Nevertheless, while these factors are important, they do not address the full spectrum of disease prevention. Governments must also invest in healthcare services, promote healthy lifestyles, and implement public health campaigns to raise awareness about disease prevention. Without addressing issues such as access to healthcare and public education on hygiene, the efforts to reduce pollution and improve housing will be incomplete.

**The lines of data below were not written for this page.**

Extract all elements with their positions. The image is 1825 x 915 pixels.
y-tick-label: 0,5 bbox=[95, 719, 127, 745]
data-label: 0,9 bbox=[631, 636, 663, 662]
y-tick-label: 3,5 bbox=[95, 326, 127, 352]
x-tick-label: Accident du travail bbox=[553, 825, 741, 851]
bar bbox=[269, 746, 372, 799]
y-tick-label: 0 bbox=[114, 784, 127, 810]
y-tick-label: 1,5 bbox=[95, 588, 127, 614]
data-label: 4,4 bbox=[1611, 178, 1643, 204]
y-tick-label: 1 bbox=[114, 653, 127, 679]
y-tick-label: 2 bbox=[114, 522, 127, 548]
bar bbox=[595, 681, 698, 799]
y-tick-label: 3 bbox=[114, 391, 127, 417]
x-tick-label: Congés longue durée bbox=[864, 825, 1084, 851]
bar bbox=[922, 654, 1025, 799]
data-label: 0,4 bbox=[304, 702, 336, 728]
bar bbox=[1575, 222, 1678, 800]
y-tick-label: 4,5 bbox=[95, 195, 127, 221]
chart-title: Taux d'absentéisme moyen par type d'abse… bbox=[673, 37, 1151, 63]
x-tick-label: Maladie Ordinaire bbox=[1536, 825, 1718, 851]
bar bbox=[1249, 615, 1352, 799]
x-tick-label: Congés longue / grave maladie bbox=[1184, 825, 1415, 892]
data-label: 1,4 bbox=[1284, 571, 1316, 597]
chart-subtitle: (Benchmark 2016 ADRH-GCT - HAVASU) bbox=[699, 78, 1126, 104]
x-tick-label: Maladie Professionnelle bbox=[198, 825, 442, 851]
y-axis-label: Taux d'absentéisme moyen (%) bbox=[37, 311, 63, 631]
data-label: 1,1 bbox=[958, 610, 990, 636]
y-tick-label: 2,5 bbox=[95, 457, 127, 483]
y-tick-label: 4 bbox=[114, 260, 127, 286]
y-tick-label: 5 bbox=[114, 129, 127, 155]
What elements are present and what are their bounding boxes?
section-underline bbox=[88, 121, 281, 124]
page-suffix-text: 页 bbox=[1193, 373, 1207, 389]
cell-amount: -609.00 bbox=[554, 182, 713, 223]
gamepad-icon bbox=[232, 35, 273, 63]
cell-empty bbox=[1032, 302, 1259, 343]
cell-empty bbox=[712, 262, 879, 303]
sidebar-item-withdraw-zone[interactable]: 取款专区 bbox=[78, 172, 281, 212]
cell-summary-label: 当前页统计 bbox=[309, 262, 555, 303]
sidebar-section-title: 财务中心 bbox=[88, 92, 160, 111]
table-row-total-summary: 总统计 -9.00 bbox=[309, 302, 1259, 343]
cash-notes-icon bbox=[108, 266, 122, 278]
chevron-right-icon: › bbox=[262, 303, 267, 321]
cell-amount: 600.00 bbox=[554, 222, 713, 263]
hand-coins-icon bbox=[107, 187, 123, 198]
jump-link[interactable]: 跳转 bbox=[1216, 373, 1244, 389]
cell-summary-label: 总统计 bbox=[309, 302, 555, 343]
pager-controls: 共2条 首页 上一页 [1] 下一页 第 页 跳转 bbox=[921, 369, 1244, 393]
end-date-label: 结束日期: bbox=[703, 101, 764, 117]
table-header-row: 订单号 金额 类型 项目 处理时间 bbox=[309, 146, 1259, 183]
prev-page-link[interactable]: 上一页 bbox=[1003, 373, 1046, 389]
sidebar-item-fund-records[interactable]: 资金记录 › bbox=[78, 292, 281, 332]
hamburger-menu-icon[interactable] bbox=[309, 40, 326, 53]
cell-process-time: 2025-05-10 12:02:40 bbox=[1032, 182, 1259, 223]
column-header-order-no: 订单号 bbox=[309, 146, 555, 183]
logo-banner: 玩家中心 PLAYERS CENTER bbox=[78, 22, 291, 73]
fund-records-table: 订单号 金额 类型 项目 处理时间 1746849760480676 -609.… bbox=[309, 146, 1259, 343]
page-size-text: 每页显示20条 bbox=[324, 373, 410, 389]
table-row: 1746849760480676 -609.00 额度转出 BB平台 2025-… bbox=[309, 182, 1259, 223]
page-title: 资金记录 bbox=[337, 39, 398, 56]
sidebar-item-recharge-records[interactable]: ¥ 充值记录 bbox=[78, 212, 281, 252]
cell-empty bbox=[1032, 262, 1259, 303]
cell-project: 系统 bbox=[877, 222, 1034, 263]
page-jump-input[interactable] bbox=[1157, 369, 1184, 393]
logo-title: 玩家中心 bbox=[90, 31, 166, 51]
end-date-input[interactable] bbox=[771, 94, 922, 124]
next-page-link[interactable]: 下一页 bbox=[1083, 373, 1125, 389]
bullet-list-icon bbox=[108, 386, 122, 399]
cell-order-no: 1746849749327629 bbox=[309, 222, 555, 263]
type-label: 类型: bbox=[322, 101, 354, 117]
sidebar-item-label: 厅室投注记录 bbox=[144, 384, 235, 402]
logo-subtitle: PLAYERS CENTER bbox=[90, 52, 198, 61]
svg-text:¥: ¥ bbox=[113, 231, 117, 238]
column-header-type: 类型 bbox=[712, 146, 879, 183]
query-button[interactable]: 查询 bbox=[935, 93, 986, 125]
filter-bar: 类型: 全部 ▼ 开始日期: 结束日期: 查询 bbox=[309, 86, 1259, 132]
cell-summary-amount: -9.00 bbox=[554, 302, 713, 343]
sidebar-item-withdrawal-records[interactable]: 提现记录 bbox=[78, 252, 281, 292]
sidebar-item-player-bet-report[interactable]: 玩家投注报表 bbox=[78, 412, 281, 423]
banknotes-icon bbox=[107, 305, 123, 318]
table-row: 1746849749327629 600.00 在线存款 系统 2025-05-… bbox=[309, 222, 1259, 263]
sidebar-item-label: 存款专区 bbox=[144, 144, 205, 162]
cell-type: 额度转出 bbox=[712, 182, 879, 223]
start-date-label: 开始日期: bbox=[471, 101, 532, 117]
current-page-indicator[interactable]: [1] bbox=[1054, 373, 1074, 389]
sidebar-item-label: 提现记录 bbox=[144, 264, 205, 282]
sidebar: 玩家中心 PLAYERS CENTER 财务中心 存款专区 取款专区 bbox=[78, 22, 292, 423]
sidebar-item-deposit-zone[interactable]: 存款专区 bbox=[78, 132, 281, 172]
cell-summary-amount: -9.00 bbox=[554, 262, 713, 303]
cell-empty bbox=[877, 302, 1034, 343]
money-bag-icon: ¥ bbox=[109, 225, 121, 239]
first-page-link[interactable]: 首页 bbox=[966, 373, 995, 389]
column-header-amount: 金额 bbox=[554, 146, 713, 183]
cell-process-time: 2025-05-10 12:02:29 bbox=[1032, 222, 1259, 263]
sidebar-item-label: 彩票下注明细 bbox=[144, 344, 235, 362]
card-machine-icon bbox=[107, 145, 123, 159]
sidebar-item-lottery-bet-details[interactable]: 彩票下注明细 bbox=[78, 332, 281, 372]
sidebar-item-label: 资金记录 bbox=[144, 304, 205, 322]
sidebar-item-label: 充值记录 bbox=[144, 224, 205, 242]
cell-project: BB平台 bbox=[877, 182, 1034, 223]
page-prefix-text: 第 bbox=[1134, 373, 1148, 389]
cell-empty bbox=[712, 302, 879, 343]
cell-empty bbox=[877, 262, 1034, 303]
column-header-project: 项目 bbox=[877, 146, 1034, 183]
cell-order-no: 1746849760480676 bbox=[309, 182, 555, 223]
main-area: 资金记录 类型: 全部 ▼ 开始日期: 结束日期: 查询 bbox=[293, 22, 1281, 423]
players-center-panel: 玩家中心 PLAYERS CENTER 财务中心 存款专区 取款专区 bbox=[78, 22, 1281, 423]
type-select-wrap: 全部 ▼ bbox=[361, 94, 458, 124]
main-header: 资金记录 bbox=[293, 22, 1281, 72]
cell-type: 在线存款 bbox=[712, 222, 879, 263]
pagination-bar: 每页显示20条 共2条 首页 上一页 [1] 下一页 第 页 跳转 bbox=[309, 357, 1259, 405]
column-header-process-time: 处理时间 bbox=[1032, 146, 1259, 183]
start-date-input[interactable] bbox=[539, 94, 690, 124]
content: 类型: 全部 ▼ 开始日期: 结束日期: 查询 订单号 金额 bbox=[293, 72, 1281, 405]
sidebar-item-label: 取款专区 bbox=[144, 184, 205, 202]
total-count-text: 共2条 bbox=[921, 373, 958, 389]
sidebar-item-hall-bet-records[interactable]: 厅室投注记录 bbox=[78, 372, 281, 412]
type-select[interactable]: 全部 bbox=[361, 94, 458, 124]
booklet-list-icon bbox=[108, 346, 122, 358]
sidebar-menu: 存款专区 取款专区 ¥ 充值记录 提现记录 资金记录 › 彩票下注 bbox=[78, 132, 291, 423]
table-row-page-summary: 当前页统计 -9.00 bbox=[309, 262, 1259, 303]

In conclusion, while tackling environmental pollution and housing problems is essential in preventing illness, governments must adopt a broader strategy that includes healthcare, public education, and lifestyle changes to achieve comprehensive disease prevention.

(280 words)


Breakdown of Differences:

Band 6.0 – 6.5:

  • Structure: The structure is straightforward, with basic ideas presented. There is some explanation, but the arguments are not deeply explored.
  • Vocabulary: Vocabulary is simple and functional, such as “health problems,” “pollution,” and “poor housing conditions.” The range of vocabulary is limited.
  • Grammar: Mostly basic sentence structures are used with some simple complex sentences. There are fewer attempts at using more sophisticated grammar structures.
  • Coherence: The essay flows logically, but transitions between ideas are minimal. Simple connectors like “for example” and “secondly” are used.

Band 7.0 – 7.5:

  • Structure: The argument is better developed with clear reasoning. Each point is expanded upon with examples. Ideas are well-organized, and the essay shows a higher degree of cohesion.
  • Vocabulary: There is a wider range of vocabulary, with phrases like “stricter environmental laws” and “facilitate the spread of diseases.” Vocabulary is more precise and varied.
  • Grammar: The use of more complex sentence structures, such as subordinate clauses and conditional sentences, shows a good command of grammar. There are few, if any, errors.
  • Coherence: The flow of ideas is smoother, and cohesive devices are used more effectively. More advanced linking phrases are used, such as “on the one hand” and “equally important.”

Band 8.0 – 8.5:

  • Structure: The essay is more sophisticated and includes a thorough discussion of the topic. Arguments are well-developed with detailed examples and analysis.
  • Vocabulary: The range of vocabulary is broader and more academic, including terms like “urban planning,” “cardiovascular disease,” and “eco-friendly.” The language is more precise and nuanced.
  • Grammar: Complex grammar structures, including passive voice and relative clauses, are used effectively. The grammar is accurate with no major mistakes, and sentence structure is varied.
  • Coherence: The essay flows naturally, with advanced cohesive devices like “nevertheless” and “equally important.” The connections between ideas are seamless, and the argument is coherent throughout.